When I was a child, sweet potatoes seemed reserved for Thanksgiving. I rarely gave the sweet potato casserole at Grandma’s a second thought. I just knew that Pap didn’t like pecans, and everyone else did – so there were two separate dishes. One year, I swear someone included marshmallows. Was that a fad once? Needless to say, I didn’t find the dish at all appetizing and instead stuffed myself with stuffing (and ketchup).

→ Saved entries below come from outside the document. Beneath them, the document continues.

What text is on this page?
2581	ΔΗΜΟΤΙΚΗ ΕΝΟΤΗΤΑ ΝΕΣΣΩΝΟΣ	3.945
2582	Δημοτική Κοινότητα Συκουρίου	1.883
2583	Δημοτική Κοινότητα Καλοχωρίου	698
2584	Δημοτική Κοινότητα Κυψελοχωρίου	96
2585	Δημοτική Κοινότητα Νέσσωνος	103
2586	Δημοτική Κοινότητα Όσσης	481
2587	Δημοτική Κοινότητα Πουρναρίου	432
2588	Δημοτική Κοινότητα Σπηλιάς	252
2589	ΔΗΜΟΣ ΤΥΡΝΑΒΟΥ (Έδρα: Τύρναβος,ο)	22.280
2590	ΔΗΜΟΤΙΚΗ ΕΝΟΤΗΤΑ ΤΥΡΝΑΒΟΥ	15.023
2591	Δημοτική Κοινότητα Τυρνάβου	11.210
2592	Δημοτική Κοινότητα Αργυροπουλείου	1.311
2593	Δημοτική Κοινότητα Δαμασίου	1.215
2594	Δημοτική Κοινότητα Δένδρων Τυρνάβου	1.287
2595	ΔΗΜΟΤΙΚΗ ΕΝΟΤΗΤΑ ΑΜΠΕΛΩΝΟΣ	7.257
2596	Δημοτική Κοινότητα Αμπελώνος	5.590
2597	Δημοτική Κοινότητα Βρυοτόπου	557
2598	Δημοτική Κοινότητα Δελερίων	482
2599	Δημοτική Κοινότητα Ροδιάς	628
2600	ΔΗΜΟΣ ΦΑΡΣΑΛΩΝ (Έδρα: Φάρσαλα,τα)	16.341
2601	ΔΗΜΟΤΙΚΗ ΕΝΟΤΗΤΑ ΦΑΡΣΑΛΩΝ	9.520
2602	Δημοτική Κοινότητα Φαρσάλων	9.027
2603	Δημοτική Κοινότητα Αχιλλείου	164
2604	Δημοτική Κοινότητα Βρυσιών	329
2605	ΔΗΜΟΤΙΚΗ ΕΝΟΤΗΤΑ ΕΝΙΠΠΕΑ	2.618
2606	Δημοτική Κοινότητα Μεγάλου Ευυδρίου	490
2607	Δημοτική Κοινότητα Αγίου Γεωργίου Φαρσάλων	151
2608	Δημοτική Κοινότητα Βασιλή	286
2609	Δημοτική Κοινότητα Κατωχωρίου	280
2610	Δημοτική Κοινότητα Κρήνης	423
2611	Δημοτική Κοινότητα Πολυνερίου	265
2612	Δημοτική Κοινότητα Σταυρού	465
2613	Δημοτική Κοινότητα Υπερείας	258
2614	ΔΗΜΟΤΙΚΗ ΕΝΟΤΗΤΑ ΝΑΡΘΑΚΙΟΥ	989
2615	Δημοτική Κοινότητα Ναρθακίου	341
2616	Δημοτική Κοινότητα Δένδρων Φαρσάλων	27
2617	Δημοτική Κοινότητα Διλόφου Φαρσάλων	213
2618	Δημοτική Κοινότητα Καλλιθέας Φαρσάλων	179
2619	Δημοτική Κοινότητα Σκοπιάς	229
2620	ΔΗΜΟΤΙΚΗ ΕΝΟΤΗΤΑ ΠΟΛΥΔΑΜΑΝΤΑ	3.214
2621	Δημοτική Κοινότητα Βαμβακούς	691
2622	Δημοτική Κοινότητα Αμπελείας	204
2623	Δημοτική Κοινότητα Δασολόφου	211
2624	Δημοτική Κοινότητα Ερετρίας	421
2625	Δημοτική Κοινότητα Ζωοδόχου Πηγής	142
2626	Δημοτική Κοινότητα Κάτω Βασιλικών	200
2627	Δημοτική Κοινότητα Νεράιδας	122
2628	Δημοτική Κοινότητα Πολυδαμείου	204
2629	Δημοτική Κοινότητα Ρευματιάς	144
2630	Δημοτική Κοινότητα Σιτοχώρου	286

Thank god a rebirth in terms of sweet potatoes was born. I credit food blogging and adult maturity. Now I know that sweet potatoes can be eaten all fall-long in a variety of styles – such as this Sweet Potato Curry with Red Beans from the “Vegan Planet.” This dish uses a variety of simple ingredients with a powerful team of spices. I’m starting to really embrace curry powder and even stepped into turmeric land for the first time in my life.
This dish is incredible, both on its own and paired with rice. It keeps you full for hours and gives you the taste of fall you’ve been waiting for.
Want the recipe? Buy the Vegan Planet. It’s one of the best books in my cooking arsenal.
What’s your favorite way to use sweet potatoes?